The signature is generated using a private key that you create using the nrfutil command-line tool (before creating the DFU package). This private key needs to be protected and kept a secret from malicious parties. The bootloader contains a copy of the public key only, which is used to verify the signature created by the associated private key.


The GATT Service implemented as part of the Nordic Secure DFU module is referred to as the Secure DFU Service. It is a 16-bit UUID registered with the Bluetooth SIG with the value 0xFE59. It’s a standalone primary service that does not depend on any other services. This is implemented on the DFU target side (GATT Server) and exposed to the DFU controller (GATT Client).

It contains the following Characteristics:

  • DFU Control Point
    UUID: 0x8EC90001-F315-4F60-9FB8-838830DAEA50
    Permissions: Write, Notify
  • DFU Packet
    UUID: 0x8EC90002-F315-4F60-9FB8-838830DAEA50
    Permissions: Write Without Response, Notify

Security requirements (encryption) are not required for the service, however, its implementation is recommended to provide higher security.

DFU Control Point Characteristic

The DFU Control Point characteristic is used to control the state of the DFU process. DFU operations are initiated by writing to this characteristic. At the end of the DFU process, a notification is sent back to the DFU controller to report the status of the update.
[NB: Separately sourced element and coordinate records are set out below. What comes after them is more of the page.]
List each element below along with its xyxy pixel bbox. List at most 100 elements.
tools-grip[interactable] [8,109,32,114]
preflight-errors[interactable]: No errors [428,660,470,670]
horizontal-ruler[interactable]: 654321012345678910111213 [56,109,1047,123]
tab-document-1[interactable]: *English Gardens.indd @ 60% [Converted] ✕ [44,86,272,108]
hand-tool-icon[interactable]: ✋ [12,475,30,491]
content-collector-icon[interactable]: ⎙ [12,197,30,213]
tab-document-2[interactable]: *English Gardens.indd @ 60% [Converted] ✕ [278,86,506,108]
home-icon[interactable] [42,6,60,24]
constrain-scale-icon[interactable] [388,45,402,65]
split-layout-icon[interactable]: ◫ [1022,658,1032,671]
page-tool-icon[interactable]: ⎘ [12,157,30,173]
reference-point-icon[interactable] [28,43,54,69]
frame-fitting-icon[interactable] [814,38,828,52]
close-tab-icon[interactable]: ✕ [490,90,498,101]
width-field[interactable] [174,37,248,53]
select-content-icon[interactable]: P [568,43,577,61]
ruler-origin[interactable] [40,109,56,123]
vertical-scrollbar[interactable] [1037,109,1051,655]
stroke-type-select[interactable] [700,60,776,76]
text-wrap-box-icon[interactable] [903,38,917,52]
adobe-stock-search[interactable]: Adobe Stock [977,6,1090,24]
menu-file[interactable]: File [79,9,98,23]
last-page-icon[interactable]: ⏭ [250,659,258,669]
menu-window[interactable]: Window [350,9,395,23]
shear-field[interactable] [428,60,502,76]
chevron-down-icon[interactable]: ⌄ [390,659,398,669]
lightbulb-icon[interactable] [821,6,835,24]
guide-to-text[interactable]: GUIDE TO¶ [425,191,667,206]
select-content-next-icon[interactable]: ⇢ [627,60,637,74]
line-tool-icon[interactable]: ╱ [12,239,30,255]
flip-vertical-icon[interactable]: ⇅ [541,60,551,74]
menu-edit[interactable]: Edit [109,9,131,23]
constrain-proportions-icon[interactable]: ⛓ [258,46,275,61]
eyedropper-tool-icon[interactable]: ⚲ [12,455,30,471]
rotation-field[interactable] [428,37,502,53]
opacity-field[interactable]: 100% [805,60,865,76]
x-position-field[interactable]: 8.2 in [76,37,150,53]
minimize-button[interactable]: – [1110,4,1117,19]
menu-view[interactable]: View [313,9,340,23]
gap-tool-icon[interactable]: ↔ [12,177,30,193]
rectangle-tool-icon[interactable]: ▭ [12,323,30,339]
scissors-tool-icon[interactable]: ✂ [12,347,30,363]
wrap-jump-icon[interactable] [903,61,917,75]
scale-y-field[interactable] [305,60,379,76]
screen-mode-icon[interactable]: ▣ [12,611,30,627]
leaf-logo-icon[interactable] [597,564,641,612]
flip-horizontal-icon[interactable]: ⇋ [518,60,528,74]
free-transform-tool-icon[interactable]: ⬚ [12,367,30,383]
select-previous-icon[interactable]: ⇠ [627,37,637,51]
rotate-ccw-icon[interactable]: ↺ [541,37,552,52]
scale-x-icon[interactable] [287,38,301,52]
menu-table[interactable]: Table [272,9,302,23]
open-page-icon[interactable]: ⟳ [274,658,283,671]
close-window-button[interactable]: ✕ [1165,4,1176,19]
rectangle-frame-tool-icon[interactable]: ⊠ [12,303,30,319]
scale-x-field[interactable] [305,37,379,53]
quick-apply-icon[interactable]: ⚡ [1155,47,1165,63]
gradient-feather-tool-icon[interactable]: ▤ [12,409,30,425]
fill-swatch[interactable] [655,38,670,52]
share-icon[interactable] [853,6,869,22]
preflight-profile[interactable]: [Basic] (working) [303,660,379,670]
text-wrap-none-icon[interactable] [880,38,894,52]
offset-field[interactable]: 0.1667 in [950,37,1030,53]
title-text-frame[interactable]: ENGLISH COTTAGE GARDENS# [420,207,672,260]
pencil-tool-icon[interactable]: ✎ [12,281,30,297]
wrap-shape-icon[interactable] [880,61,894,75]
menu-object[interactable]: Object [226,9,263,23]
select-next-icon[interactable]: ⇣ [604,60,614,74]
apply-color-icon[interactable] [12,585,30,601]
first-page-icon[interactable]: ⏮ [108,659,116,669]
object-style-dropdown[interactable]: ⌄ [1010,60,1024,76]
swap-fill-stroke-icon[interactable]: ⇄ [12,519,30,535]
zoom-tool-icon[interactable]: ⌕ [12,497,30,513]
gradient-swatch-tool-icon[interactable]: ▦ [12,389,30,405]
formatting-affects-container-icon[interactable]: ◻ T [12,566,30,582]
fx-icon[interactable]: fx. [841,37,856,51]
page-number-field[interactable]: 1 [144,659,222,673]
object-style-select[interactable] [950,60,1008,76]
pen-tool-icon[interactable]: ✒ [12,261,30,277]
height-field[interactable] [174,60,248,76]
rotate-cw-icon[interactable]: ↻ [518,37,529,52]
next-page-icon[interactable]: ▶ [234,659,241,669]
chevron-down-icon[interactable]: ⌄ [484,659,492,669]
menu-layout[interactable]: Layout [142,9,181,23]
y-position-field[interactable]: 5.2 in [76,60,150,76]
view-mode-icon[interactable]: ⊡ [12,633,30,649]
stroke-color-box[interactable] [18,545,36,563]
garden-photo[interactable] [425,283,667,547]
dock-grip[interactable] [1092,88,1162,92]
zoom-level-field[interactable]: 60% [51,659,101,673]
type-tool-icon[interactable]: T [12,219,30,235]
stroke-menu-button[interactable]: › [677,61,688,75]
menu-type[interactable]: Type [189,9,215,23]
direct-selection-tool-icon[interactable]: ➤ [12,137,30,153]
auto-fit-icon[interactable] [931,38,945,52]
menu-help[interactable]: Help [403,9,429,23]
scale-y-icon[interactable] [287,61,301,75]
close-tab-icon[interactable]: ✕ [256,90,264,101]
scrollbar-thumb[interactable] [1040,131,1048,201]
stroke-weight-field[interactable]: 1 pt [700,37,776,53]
The DFU controller is responsible for keeping track of the update progress.

DFU Packet Characteristic

The DFU Packet characteristic is used to transfer the DFU data from the DFU controller to the DFU target.

DFU Init Packet Transfer

First, the init packet is sent to the DFU target. Once it’s been verified to be transferred successfully, the DFU controller will issue a command to initiate the validation of the init packet.

DFU Data Transfer

Once the init packet has been successfully validated, the firmware image is split up into several chunks to be transferred to the DFU target. If the transfer operation is suspended at any point (e.g. due to a power failure), the DFU process is able to continue from the last valid data chunk that was received. Once all the data chunks have been transferred successfully, the DFU controller will issue a CRC check command to verify the integrity of the data. If the CRC check passes, the DFU controller will then issue a command to trigger the actual firmware update.

In a subsequent lesson within this module, we’ll take a look at a BLE sniffer capture of the entire transfer process to better understand it.